In the following pages, Catalyst shares the stories of eight new teachers as they decide where to take their first jobs. Writer Grant Pick selected them from 50 he met at job fairs last winter and spring or through the Teacher Recruitment Initiative, a joint venture of the Chicago Public Schools and the non-profit Financial Research and Advisory Committee. The thumb sketches indicate their job decisions with the Chicago Public Schools.

A child of a single-mom household and the only member of his immediate family to attend college, Michael Diaz is committed to giving back. He once dated the daughter of Lourdes Monteagudo, the former deputy mayor for education who now heads the Teachers Academy for Mathematics and Science, and he says Monteagudo inspired him to consider Chicago as a place to work. Diaz is also an alumnus of three city grammar schools and Weber High School, a Catholic institution that was closed this year.

Diaz studied secondary education at the University of Illinois at Champaign-Urbana, with a major in English literature. “Michael is one of those extraordinary students,” says Robert Jimenez, a professor of bilingual education and literacy development who became Diaz’s mentor. “He has a hard time keeping his hand down in class, and when he speaks he has interesting things to say.”

Upon graduation, Diaz submitted his resume to the Chicago Public Schools, though he had misgivings about the system’s recent drift toward more standardized tests. “The tests reflect the persona of middle-class America, and so there’s a cultural bias against the poor.
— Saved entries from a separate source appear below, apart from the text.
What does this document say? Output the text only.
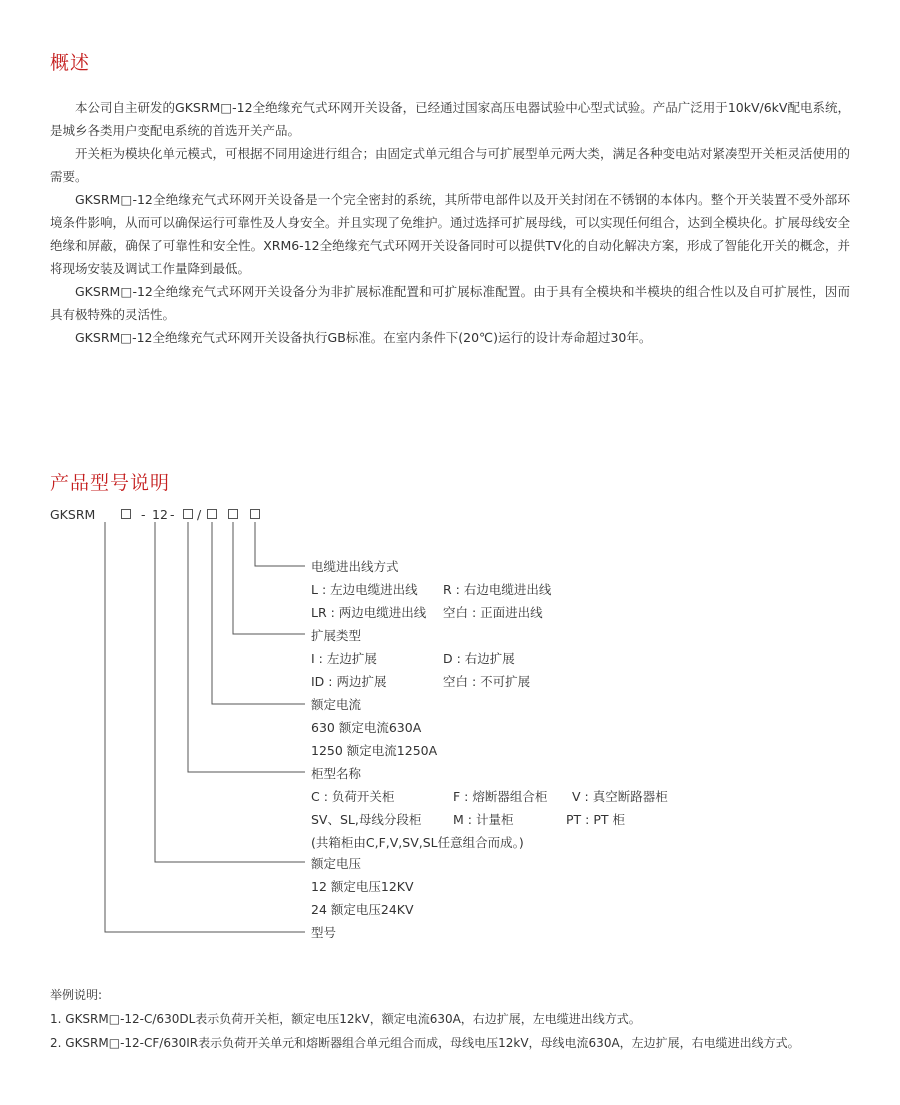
概述

本公司自主研发的GKSRM□-12全绝缘充气式环网开关设备，已经通过国家高压电器试验中心型式试验。产品广泛用于10kV/6kV配电系统，是城乡各类用户变配电系统的首选开关产品。

开关柜为模块化单元模式，可根据不同用途进行组合；由固定式单元组合与可扩展型单元两大类，满足各种变电站对紧凑型开关柜灵活使用的需要。

GKSRM□-12全绝缘充气式环网开关设备是一个完全密封的系统，其所带电部件以及开关封闭在不锈钢的本体内。整个开关装置不受外部环境条件影响，从而可以确保运行可靠性及人身安全。并且实现了免维护。通过选择可扩展母线，可以实现任何组合，达到全模块化。扩展母线安全绝缘和屏蔽，确保了可靠性和安全性。XRM6-12全绝缘充气式环网开关设备同时可以提供TV化的自动化解决方案，形成了智能化开关的概念，并将现场安装及调试工作量降到最低。

GKSRM□-12全绝缘充气式环网开关设备分为非扩展标准配置和可扩展标准配置。由于具有全模块和半模块的组合性以及自可扩展性，因而具有极特殊的灵活性。

GKSRM□-12全绝缘充气式环网开关设备执行GB标准。在室内条件下(20℃)运行的设计寿命超过30年。

产品型号说明
GKSRM	- 12 - /
电缆进出线方式
L : 左边电缆进出线 R : 右边电缆进出线
LR : 两边电缆进出线 空白 : 正面进出线
扩展类型
I : 左边扩展	D : 右边扩展
ID : 两边扩展	空白 : 不可扩展
额定电流
630 额定电流630A
1250 额定电流1250A
柜型名称
C : 负荷开关柜	F : 熔断器组合柜 V : 真空断路器柜
SV、SL,母线分段柜	M : 计量柜	PT : PT 柜
(共箱柜由C,F,V,SV,SL任意组合而成。)
额定电压
12 额定电压12KV
24 额定电压24KV
型号

举例说明:

1. GKSRM□-12-C/630DL表示负荷开关柜，额定电压12kV，额定电流630A，右边扩展，左电缆进出线方式。

2. GKSRM□-12-CF/630IR表示负荷开关单元和熔断器组合单元组合而成，母线电压12kV，母线电流630A，左边扩展，右电缆进出线方式。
That’s bad for the community. I’m bothered about being placed in a school where they’re only worried about grades.”

He also turned his ear to the schools in Tampa, Fla., and in northwest suburban Leyden Township, which offered him a $40,000-a-year slot as a bilingual coordinator. “That would be ridiculous for someone coming out of college, but they’re desperate,” said Diaz.

Over the summer, the 23-year-old Diaz worked under Jimenez with immigrant Mexican children in a Champaign public school, an experience he found satisfying. In July, he received an e-mail from the Board of Education, informing him there were no high school English literature positions available. “That finalized my decision to stay at Champaign,” he reports. Anyway, he says he wants “something broader” than teaching in a classroom; he envisions even law school. “I want to become part of the up-top’ group.”